Il n’aura fallu que quelques années (trois, pour être précis) à Ben Wheatley pour devenir l’une des plus grandes révélations du cinéma britannique moderne. Si Down Terrace et son atmosphère de film noir social laissaient déjà transparaître un regard iconoclaste, Kill List puis Touristes ont confirmé le talent unique du réalisateur pour échapper à tout étiquetage, à toute posture facile et commerciale. Ses œuvres transgressent à chaque fois leur genre respectif (comédie, drame social, horreur, film noir) pour braconner sur des terres plus sombres et sauvages. Touristes en particulier s’échappait bien rapidement des rails de la comédie noire et joyeusement sanglante qu’elle promettait, pour suggérer chez ses personnages des comportements presque ataviques, liés à leur environnement immédiat. Cette fascination pour le caractère mystique de son pays natal, qui explique en partie l’amour de Kill List pour les classiques de la Hammer du style Wicker Man, est au centre de son dernier film en date, English Revolution (« traduction » générique du plus évocateur A field in England), qui plonge pour de bon dans l’Histoire de l’Angleterre, et pas la plus connue chez nous : celle de la Guerre Civile Anglaise, peu représentée à l’écran.

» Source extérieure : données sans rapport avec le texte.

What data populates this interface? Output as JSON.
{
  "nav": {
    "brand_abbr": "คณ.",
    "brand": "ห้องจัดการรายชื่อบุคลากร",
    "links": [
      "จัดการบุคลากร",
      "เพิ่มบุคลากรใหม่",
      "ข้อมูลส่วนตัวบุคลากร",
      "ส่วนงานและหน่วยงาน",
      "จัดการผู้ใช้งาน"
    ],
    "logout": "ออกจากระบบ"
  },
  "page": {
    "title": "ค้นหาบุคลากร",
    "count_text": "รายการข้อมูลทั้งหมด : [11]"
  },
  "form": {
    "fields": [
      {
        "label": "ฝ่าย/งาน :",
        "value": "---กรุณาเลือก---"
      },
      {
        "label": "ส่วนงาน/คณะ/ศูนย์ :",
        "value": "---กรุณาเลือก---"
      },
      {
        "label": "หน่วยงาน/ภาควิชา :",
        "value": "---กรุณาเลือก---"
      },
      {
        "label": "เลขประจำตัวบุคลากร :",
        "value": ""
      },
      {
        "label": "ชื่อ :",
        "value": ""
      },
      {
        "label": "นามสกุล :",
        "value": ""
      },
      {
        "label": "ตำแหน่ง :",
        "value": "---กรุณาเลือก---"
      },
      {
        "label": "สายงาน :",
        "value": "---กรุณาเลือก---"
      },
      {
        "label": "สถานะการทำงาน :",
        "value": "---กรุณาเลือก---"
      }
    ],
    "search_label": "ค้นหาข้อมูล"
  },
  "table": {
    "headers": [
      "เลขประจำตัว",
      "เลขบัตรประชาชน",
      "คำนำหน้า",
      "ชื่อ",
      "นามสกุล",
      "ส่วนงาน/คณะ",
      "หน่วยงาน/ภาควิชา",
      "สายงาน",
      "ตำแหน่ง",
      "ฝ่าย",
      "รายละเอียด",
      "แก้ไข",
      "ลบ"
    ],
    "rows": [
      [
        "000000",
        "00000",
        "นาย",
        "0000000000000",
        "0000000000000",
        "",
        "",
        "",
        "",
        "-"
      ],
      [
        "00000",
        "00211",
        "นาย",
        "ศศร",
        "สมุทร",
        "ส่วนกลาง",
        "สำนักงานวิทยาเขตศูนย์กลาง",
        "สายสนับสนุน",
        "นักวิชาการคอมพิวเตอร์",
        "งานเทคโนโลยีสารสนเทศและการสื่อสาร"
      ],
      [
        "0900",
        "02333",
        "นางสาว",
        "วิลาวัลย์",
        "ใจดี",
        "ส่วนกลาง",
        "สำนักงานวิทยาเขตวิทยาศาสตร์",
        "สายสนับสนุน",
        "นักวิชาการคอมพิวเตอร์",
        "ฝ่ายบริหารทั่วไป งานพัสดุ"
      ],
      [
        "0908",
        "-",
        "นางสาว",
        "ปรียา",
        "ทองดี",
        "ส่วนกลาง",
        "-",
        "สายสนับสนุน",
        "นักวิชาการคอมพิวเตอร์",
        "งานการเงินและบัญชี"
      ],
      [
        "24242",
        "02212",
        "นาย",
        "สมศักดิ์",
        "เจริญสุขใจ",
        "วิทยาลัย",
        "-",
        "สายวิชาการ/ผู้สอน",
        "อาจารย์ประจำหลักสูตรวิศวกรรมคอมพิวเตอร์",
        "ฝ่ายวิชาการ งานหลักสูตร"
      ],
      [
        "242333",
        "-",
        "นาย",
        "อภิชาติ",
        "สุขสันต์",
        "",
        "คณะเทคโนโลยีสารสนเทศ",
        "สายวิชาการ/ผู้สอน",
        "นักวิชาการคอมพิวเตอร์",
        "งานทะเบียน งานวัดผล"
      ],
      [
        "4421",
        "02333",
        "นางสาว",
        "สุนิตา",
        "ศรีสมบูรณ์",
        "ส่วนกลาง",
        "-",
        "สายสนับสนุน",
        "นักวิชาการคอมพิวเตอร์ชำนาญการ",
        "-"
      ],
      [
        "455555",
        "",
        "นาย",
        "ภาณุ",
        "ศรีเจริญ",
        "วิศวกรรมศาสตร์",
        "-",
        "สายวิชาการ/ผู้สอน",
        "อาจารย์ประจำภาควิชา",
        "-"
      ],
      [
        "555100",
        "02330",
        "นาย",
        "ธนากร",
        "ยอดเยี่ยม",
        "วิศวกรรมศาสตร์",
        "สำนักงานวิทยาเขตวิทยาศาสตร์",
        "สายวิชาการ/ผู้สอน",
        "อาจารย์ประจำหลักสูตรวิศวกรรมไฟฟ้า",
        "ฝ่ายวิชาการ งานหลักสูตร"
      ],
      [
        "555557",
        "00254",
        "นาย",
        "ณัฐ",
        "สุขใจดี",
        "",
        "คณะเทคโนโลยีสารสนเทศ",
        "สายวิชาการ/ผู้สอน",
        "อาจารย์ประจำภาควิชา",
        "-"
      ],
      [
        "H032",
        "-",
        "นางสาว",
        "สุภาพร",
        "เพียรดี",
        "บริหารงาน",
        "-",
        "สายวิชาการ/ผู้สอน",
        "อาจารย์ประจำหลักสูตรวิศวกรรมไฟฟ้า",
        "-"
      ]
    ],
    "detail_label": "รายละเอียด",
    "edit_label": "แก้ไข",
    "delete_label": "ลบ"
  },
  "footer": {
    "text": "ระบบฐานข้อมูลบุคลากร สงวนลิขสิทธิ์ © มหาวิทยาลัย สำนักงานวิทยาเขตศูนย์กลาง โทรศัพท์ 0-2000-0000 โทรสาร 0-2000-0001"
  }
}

[quote_right] »English Revolution est avant tout un exercice de style, qui s’apparenterait presque à un caprice de metteur en scène. »[/quote_right]English Revolution nous téléporte donc sans prévenir au cœur du XVIIe siècle, alors qu’au loin résonnent les canons du champ de bataille. La guerre restera pendant tout le film hors-champ, n’existant que par la grâce d’effets sonores particulièrement soignés. L’action se déplace dans une campagne aux frontières floues, suivant quatre puis cinq personnages aux motivations floues. Whitehead, astrologue ayant échappé au massacre de son convoi, se retrouve coincé avec deux déserteurs un peu simplets et un soldat qui leur promet une bonne nuit de repos et/ou de luxure à l’auberge du coin. Seulement, cette promenade à travers champs n’est qu’un prétexte pour attirer Whitehead vers un sinistre alchimiste nommé O’Neil, à la recherche d’un trésor enterré dans un champ, où poussent par ailleurs des champignons aux effets très nocifs pour votre santé…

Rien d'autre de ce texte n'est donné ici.